Стась Буйницкий печален. Я допускаю, что печаль его светла, что ему известно об исчезновении коллеги, а по моим расчетам и самого близкого родственника. Может быть, он и не любил брата, но вот же, терпел, посему ему выгоднее, чтобы эксперимент не состоялся. Супруга его, пани Анеля, безучастна, она свое горе отгоревала давно, и вообщем-то, я полагаю, она терпеливо ожидает, когда закончится суета моей затеи, чтобы вымыть за нами пол и вновь вернуться к размеренной жизни костела и своему одиночеству в этом мире, где ей выпало узнать больше бед, чем счастья. Чувствительный ксендз Вериго должен чувствовать мою растерянность; я понимаю, что он ее чувствует так называемыми фибрами души, потому что с каждой минутой я все менее уверен в успехе. Никто не может избежать ошибок, успокаиваю я себя. Да и как понимать ошибку. Я не предупредил побег — и это моя ошибка. Органист не пришел в костел — и это свидетельство в мою пользу. Стало быть я не ошибся…
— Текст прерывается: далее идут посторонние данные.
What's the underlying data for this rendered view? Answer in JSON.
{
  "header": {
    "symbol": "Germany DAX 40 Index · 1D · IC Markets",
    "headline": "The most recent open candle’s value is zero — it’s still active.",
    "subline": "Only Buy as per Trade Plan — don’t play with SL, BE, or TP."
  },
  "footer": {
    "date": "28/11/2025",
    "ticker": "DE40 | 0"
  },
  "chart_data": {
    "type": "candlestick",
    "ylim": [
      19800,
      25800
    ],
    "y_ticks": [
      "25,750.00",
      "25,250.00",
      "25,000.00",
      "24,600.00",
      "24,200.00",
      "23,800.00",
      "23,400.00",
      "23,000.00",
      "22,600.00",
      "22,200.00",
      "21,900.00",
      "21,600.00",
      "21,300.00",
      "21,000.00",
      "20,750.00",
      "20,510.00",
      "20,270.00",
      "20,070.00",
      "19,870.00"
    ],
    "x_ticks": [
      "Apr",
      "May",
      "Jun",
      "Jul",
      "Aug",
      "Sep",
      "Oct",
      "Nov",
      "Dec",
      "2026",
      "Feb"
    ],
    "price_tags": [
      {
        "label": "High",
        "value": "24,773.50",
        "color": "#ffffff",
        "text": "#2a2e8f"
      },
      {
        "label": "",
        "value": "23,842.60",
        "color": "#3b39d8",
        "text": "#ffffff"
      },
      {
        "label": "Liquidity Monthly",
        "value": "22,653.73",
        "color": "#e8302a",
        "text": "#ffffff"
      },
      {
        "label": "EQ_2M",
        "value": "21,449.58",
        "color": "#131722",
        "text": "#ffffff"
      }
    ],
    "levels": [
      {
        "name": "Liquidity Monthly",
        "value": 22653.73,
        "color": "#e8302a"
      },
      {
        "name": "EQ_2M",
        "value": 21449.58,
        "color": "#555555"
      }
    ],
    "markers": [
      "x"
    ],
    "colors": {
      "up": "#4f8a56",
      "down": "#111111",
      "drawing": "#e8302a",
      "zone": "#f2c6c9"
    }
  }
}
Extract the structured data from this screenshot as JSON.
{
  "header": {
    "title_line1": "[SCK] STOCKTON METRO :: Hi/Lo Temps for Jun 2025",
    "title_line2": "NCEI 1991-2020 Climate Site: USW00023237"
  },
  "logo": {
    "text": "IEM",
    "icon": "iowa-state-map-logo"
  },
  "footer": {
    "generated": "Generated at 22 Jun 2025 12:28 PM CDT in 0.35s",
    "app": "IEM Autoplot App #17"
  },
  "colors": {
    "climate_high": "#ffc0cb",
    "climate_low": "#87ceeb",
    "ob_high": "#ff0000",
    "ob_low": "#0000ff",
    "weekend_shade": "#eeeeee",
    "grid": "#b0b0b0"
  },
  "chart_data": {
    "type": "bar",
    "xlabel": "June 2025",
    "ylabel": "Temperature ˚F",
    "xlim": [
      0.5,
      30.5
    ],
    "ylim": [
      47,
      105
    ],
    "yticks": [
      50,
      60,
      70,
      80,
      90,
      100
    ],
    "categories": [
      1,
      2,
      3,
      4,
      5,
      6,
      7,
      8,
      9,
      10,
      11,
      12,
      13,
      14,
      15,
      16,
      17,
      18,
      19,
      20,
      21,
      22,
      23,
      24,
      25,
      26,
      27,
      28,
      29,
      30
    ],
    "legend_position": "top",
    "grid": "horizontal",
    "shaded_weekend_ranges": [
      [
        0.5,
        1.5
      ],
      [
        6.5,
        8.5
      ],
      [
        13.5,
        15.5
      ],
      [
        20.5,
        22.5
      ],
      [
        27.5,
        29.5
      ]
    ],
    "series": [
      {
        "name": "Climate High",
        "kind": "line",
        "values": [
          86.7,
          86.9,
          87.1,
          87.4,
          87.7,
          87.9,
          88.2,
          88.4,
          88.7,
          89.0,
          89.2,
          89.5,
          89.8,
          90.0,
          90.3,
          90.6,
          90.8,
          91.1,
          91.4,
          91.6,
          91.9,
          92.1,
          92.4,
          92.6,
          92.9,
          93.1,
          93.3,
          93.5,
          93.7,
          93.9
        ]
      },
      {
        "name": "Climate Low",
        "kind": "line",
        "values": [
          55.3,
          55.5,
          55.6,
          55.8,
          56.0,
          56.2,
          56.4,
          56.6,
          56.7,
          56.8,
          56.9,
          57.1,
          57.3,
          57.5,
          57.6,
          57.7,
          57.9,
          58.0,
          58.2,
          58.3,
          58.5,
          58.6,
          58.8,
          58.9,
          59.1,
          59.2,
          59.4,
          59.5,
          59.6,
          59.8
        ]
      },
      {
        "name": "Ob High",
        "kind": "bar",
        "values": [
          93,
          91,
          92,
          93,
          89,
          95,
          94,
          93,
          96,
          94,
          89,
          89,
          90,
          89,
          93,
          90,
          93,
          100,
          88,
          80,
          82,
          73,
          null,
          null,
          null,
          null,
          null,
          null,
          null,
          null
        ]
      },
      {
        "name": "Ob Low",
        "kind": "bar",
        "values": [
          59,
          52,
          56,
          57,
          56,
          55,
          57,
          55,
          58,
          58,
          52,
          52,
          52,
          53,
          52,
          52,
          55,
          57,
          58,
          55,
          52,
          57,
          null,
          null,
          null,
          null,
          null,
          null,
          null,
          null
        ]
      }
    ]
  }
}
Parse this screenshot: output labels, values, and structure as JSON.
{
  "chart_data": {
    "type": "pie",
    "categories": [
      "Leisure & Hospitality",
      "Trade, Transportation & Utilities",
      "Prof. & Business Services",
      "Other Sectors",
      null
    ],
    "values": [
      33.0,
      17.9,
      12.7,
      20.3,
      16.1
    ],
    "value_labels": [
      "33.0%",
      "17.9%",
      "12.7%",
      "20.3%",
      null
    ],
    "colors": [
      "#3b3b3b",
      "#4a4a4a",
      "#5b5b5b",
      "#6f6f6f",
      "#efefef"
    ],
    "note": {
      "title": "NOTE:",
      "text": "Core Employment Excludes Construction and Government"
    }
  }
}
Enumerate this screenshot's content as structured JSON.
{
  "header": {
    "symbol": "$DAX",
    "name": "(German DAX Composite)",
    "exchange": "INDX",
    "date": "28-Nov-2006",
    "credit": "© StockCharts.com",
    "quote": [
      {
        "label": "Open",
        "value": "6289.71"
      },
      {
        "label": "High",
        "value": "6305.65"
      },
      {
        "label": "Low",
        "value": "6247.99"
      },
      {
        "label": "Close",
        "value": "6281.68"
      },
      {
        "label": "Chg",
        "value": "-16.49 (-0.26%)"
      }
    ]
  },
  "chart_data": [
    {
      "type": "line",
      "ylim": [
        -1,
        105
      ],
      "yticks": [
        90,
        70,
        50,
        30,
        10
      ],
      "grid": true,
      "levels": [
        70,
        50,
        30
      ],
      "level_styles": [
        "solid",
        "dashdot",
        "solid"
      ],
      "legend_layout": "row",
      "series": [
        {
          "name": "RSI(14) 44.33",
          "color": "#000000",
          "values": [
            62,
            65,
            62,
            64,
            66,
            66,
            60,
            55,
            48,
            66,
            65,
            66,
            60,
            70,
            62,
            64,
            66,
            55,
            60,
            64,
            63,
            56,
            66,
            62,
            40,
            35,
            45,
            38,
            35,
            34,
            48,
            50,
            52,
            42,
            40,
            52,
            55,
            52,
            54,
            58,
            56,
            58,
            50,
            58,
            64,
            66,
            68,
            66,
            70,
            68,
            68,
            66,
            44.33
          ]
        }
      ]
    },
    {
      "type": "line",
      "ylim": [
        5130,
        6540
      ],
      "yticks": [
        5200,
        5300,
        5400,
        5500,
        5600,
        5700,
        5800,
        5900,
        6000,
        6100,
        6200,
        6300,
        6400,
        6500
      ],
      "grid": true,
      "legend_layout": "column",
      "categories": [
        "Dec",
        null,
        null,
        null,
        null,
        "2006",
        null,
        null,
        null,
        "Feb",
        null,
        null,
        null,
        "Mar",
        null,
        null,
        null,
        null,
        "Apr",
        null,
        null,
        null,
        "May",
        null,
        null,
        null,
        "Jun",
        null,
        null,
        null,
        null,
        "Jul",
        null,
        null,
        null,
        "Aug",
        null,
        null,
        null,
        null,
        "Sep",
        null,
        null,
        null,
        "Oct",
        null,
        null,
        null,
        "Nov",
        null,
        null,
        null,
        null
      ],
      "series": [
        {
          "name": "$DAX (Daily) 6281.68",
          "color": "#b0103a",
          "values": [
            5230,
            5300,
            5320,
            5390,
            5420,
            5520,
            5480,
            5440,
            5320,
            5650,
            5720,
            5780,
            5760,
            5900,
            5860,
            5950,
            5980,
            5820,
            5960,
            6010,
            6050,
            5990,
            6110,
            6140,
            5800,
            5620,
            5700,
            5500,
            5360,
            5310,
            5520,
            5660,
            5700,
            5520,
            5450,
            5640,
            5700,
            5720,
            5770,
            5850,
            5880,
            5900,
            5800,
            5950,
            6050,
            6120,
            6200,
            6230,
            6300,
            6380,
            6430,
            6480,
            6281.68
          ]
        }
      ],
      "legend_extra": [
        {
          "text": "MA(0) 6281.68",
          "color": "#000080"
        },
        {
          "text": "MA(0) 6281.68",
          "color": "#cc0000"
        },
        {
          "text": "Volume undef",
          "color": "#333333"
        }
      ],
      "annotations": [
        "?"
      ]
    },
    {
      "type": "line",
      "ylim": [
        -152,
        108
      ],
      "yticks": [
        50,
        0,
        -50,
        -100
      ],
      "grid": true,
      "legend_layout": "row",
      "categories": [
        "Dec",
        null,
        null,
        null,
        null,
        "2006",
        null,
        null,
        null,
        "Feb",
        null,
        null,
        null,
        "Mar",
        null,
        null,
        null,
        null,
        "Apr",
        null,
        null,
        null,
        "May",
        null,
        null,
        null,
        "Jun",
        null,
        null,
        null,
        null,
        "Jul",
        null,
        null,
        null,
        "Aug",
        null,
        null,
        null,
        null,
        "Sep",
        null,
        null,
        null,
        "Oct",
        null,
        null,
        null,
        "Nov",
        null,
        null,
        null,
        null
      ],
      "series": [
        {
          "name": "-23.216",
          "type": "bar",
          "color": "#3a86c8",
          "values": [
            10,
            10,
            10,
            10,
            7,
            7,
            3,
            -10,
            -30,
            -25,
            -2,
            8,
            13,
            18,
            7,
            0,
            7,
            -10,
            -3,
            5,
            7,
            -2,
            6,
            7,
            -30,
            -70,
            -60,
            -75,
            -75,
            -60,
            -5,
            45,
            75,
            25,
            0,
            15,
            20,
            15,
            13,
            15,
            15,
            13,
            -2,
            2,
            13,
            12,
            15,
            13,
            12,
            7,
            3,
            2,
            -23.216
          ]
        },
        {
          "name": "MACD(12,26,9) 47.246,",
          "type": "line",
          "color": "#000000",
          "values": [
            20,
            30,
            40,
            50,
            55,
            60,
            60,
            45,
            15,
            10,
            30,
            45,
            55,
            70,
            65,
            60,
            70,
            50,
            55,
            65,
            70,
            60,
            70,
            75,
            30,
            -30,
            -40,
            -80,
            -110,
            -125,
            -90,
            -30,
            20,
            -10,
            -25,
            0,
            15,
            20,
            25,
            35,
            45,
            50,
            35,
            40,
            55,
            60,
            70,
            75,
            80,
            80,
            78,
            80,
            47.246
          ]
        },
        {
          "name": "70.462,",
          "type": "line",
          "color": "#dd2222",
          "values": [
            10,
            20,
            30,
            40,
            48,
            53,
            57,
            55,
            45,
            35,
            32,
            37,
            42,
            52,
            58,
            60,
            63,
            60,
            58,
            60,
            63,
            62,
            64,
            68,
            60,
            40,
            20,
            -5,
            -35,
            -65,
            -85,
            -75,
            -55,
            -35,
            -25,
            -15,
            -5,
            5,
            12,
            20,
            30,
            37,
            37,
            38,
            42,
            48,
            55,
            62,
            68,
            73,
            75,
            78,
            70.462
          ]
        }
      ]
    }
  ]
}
День сегодня чудесный. Свет прямо-таки рвется в костел, солнечные лучи прорезают воздух от одной стены до другой. Будь я суеверен и будь тут органист, я подумал бы, что солнце подает добрый знак. Но пока что это знак не для меня. Я жду, я прислушиваюсь к дверям, и наконец они скрипят возвращается Локтев, а следом за ним входят дочь органиста и сгорбленная годами Ивашкевич. Любопытству, как и любви, думаю я, покорны все возрасты. Луцевича нет и, значит, уже не будет. Мое разочарование обретает свинцовую тяжесть. Нет смысла разыгрывать спектакль, понимаю я. Он будет скучен без главного персонажа и без музыки. Орган молчит, медные его трубы не рокочут, и должной мистической атмосферы, необходимого душевного трепета действующих лиц мне теперь не достичь. Ибо, по моему разумению, мощный голос органа свидетельствовал бы о присутствии вышней силы, о невидимом главном свидетеле. Думая о своей неудаче, я меж тем интересуюсь у Валентины Луцкевич, где задерживается ее отец. Она сообщает, что это ей неизвестно, что он должен был придти или придет, потому что вышел из дома в десять, сказав, что идет в костел на сбор свидетелей. «Так где же он, если всей дороги до костела десять минут?» — хочется закричать мне, но я молчу. Словам девушки я верю, но они меня не успокаивают. Возможно, ее отец и появится, но при ней мой эксперимент невозможен. Мне ее жалко. На ней нет вины, а страдать ей придется всю жизнь. Горькие дни ждут эту девушку; не сможет она рассказать своим детям про своего отца, и вообще никогда никому не расскажет. И консерваторию ей придется оставить. И органная музыка станет для нее вечным источником муки. Неприятно сознавать, что именно мне выпало завязать для нее узел трагедии. Поскольку именно мне придется произнести вслух роковое слово «убийца». Так что, если он придет, решаю я, Локтев сразу же отвезет ее домой…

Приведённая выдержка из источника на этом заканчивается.